This robot chef can taste salt with his arm – Advice Eating

Robots can see at wavelengths beyond the human eye. Robots can hear at wavelengths beyond human ears. Robots can even tactilely sense the approach to human skin.

But when it comes to tasting, robots are laggards. Taste is a sense that might seem fundamental to any human, including small children licking food off the floor, but not to robots. The tasting technology does not come close to the multi-faceted sensitivity of the human tongue.

Improving this technology is an active area of ​​research for both robot builders and food scientists. An idea: move the tongue to an arm that a robot can manipulate. Researchers at the University of Cambridge have done just that, testing a robotic arm’s ability to taste egg dishes. They published their work in the journal Frontiers in robotics and AI on May 4th.

The Cambridge group wasn’t new to the idea, having previously developed a robot that could make omelettes and hone its egg-making skills with human feedback. It fits seamlessly into a wave of robots that have started making their way into restaurants, typically doing routine tasks in the kitchen.

Consider Spyce, a Boston-area restaurant where diners could watch automated machines prepare bespoke bowls. The MIT engineers who founded Spyce dreamed of expanding it to a chain across the US East Coast. But those dreams were met with mixed reactions, and Spyce closed its doors earlier this year.

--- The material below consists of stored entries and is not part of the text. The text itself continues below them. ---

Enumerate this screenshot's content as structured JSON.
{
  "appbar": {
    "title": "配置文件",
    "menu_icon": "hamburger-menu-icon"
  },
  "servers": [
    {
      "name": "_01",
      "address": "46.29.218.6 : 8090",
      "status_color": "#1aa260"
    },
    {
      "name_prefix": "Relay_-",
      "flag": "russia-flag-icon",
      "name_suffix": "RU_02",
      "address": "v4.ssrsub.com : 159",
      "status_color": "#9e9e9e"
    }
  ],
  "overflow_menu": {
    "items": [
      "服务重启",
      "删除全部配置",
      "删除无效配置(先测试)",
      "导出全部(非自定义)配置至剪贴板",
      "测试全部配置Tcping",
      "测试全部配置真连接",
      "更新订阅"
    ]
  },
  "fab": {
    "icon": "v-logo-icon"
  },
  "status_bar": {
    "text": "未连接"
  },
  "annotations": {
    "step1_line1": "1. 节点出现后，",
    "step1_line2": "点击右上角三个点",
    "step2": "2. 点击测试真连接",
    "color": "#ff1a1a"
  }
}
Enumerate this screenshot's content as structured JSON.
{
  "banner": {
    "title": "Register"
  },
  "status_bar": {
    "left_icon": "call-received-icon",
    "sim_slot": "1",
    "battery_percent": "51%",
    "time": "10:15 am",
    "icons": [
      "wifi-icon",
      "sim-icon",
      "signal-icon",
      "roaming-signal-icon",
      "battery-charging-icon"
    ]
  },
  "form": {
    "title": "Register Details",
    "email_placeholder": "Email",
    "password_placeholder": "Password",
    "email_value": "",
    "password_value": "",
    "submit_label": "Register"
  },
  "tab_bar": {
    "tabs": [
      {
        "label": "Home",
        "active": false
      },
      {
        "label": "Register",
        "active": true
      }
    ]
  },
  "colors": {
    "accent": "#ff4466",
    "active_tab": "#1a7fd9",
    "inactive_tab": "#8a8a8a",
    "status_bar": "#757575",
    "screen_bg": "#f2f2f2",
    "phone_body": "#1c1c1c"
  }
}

Even the most elementary cooking tasks can prove to be insurmountable hurdles for robots. A British startup is offering a range of robotic cooking arms that cost over $300,000 and can cook thousands of recipes – but it still needs human help to chop its vegetables.

[Related: What robots can and can’t do for a restaurant]

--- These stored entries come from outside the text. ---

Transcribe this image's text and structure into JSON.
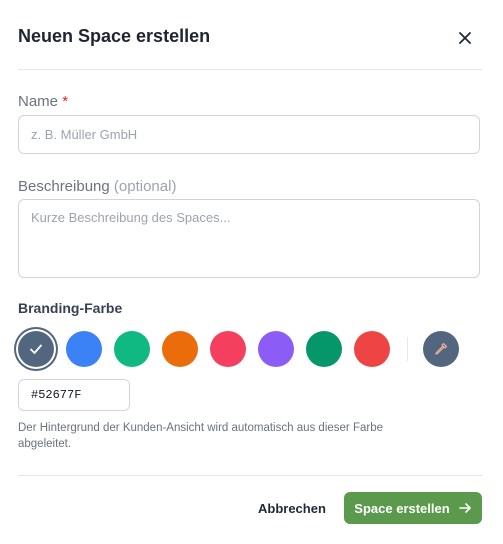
{
  "dialog": {
    "title": "Neuen Space erstellen",
    "close_icon": "close-icon"
  },
  "name_field": {
    "label": "Name",
    "required_mark": "*",
    "placeholder": "z. B. Müller GmbH",
    "value": ""
  },
  "description_field": {
    "label": "Beschreibung",
    "optional_hint": "(optional)",
    "placeholder": "Kurze Beschreibung des Spaces...",
    "value": ""
  },
  "branding": {
    "label": "Branding-Farbe",
    "selected_color": "#52677F",
    "swatches": [
      {
        "color": "#52677F",
        "selected": true,
        "icon": "check-icon"
      },
      {
        "color": "#3B82F6",
        "selected": false
      },
      {
        "color": "#10B981",
        "selected": false
      },
      {
        "color": "#EA6C0A",
        "selected": false
      },
      {
        "color": "#F43F5E",
        "selected": false
      },
      {
        "color": "#8B5CF6",
        "selected": false
      },
      {
        "color": "#059669",
        "selected": false
      },
      {
        "color": "#EF4444",
        "selected": false
      }
    ],
    "picker_icon": "eyedropper-icon",
    "hex_value": "#52677F",
    "help_text": "Der Hintergrund der Kunden-Ansicht wird automatisch aus dieser Farbe abgeleitet."
  },
  "footer": {
    "cancel_label": "Abbrechen",
    "submit_label": "Space erstellen",
    "submit_icon": "arrow-right-icon",
    "submit_color": "#5B9A4D"
  }
}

Another thing robots can’t do – which many human chefs take for granted – is checking their progress by taste. “If robots are going to be used for certain aspects of food preparation, it’s important that they can ‘taste’ what they’re cooking,” said Grzegorz Sochacki, a Cambridge engineer and author of the study, in a press release.

This is a solvable problem because taste is a chemical process. Flavors are your brain’s interpretations of different molecules touching your tongue. Acids, for example, taste sour while their alkaline counterparts taste bitter. Certain amino acids impart a savory umami flavor, while salts like sodium chloride taste, well, salty. A chemical called capsaicin is responsible for the hot flavor in peppers.

For a number of years, researchers have been tinkering with so-called “electronic tongues,” devices that emulate this process by sensing these molecules and more. Some of these devices even look like human tongues. In previous research, they were used to taste orange juice.

But electronic tongues are a pale imitation of the organic kind. To taste anything remotely solid – even honey – you have to mix the food with water, and that water has to be pure to keep out unwanted molecules. Electronic tongues can rate cheese or a roast chicken dish, but first a human must liquefy the food. You will hardly find a chef who wants to wait 10 minutes to taste.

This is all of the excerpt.